Al poco tiempo de estar ahí, sentimos como un bálsamo oloroso que se nos untaba en todo el cuerpo, pues en la vecindad donde vivimos el sonido constante de las lavadoras que día, noche y madrugada lavan, la música a todo volumen de las vecinas adolescentes que día y noche y madrugada escuchan y el ladrido taladrante de Caisa, la perra Husky del vecino, nos hace valorar los momentos de silencio y calma. Hoy ya estoy de nuevo en mi pequeña casa. Milagrosamente no hay mucho ruido y los vecinos más escandalosos no están. Luna, mi perra, está echada junto a mis pies tan callada como casi siempre. En el pueblo ya entró la noche, las luces se desparraman por el monte que entra casi entero por mi ventana, ladran los perros y repican las campanas de la iglesia. Los muertos ya se fueron.

¿Ya se fueron? Según la tradición, los primeros días de noviembre vienen nuestros difuntos a visitarnos, comen y se van. A pesar de la peculiar relación que se tiene con la muerte, ese aire dulzón que, según Ray Bradbury, tienen los muertos en México, muy pocas veces nos preguntamos en serio sobre el profundo significado de esta celebración. Como todo en esta vida subsumida en el capitalismo, el día de muertos se mercantiliza hasta la naáusea. Desde luego hay pequeñas islas, principalmente en el mundo rural, donde esta fiesta guarda sus raíces profundas. Desde ahí, desde esa relación con la muerte y las preguntas que despierta, presento los resultados de esta investigación. Convoco, pues, a mis muertos. Primero a mis abuelos Leonila y Pedro, Lila y Yiyo, muertos no hace muchos años. Después a tantos otros muertos que no me calan tan hondo, pero que me ayudarán en mis explicaciones.

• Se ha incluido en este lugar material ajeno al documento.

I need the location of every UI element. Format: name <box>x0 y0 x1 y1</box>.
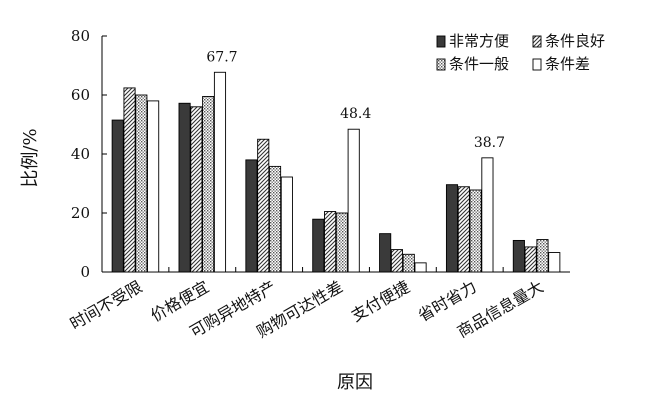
bar-2-1 <box>257 138 270 273</box>
bar-3-1 <box>324 211 337 273</box>
bar-3-0 <box>312 218 325 273</box>
data-label-1: 48.4 <box>340 106 371 122</box>
x-tick-4: 支付便捷 <box>348 277 413 325</box>
legend-label-0: 非常方便 <box>449 32 509 50</box>
bar-0-1 <box>123 87 136 273</box>
bar-3-3 <box>347 128 360 273</box>
legend-label-1: 条件良好 <box>545 32 605 50</box>
legend-swatch-3 <box>532 58 542 71</box>
y-tick-3: 60 <box>71 86 90 104</box>
bar-1-0 <box>178 102 191 273</box>
bar-6-0 <box>512 239 525 273</box>
bar-1-3 <box>213 71 227 273</box>
bar-4-3 <box>414 262 427 273</box>
legend-swatch-2 <box>436 58 446 71</box>
bar-5-0 <box>445 184 459 273</box>
bar-1-1 <box>190 106 203 273</box>
bar-4-1 <box>390 249 404 273</box>
bar-4-2 <box>402 253 415 273</box>
bar-6-3 <box>548 252 561 273</box>
bar-1-2 <box>202 96 215 273</box>
data-label-2: 38.7 <box>474 135 505 151</box>
y-tick-4: 80 <box>71 27 90 45</box>
bar-5-1 <box>457 186 470 273</box>
x-axis-title: 原因 <box>337 372 373 393</box>
y-axis-title: 比例/% <box>20 128 41 187</box>
bar-5-2 <box>469 189 482 273</box>
bar-2-2 <box>268 165 282 273</box>
bar-6-1 <box>524 246 537 273</box>
x-tick-0: 时间不受限 <box>67 277 146 333</box>
bar-0-2 <box>135 94 148 273</box>
bar-3-2 <box>335 212 348 273</box>
legend-label-3: 条件差 <box>545 55 590 73</box>
y-tick-0: 0 <box>80 263 90 281</box>
y-tick-labels: 0 20 40 60 80 <box>71 27 90 281</box>
bar-2-3 <box>280 176 293 273</box>
y-tick-1: 20 <box>71 204 90 222</box>
bars <box>111 71 561 273</box>
bar-6-2 <box>536 239 549 273</box>
legend-swatch-1 <box>532 35 542 48</box>
bar-0-3 <box>147 100 160 273</box>
legend-label-2: 条件一般 <box>449 55 509 73</box>
bar-5-3 <box>481 157 494 273</box>
bar-4-0 <box>379 233 392 273</box>
bar-0-0 <box>111 119 124 273</box>
data-label-0: 67.7 <box>206 49 237 65</box>
legend-swatch-0 <box>436 35 446 48</box>
bar-2-0 <box>245 159 258 273</box>
data-labels: 67.7 48.4 38.7 <box>206 49 505 151</box>
y-tick-2: 40 <box>71 145 90 163</box>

Aquí en la casa pusimos un diminuto altar, no tan frondoso como el de la casa de mis suegros, pero a no ser por la copa de agua, va a durar así todo el año. Es un altar permanente. Para mí los muertos no se pueden ir, están presentes aquí junto con nosotros, guían nuestros pasos; están en el mundo de los objetos y se manifiestan en nuestras acciones y pensamientos. Así, por ejemplo, hace un par de días soñé a mi abuelo Yiyo acostado en su cama en posición fetal, como pasó los últimos años. Tal vez ese sueño es el que ahora me impulsa a empezar así, convocándolos.

Hay una frase de Marx que me fascina por su contundencia: «La tradición de todas las generaciones oprime como una pesadilla el cerebro de los vivos». Pues bien, es una bella manera y mucho más contundente que la mía, para decir que los muertos están vivos. Sólo hay que añadir, siguiendo al autor de El Capital, que en el arsenal de mercancías en el que navegamos, también habitan los muertos ¿No es Marx el que habla ampliamente del trabajo muerto objetivado en las mercancías?

Me gustaría advertir al lector o lectora que se atreva a desaprender algunas cosas. O más bien, que se atreva a pensarlas de otra manera.

-¿Usted se refiere a analizar la presencia de los muertos como una metáfora, no es cierto? Usted no cree en realidad que los muertos están presentes ¿o sí?

Depende lo que se entienda por realidad. Pero si quiere una respuesta tajante, sí, propongo que analicemos nuestra realidad como si estuviera habitada y encantada por nuestros muertos. Así, en lo que llamo fenomenología arquetípica, propongo revalorar la importancia ontológica de la imagen y la metáfora. Veamos.

La fenomenología, más allá de definiciones abstrusas, se refiere a algo muy sencillo, los fenómenos que se presentan a nuestra experiencia inmediata. Significa regresar a las cosas mismas, como propuso Husserl. sólo que si aceptamos la propuesta que acabo de esbozar sobre los muertos, las cosas mismas a las que hay que regresar se llenan de múltiples esencias imaginativas que las constituyen. En este sentido, aparte del Marx y el marxismo metafórico que voy a utilizar, Gastón Bachelard y James Hillman son dos psicólogos de la imaginación que me ayudan a fundamentar el tipo de fenomenología que propongo.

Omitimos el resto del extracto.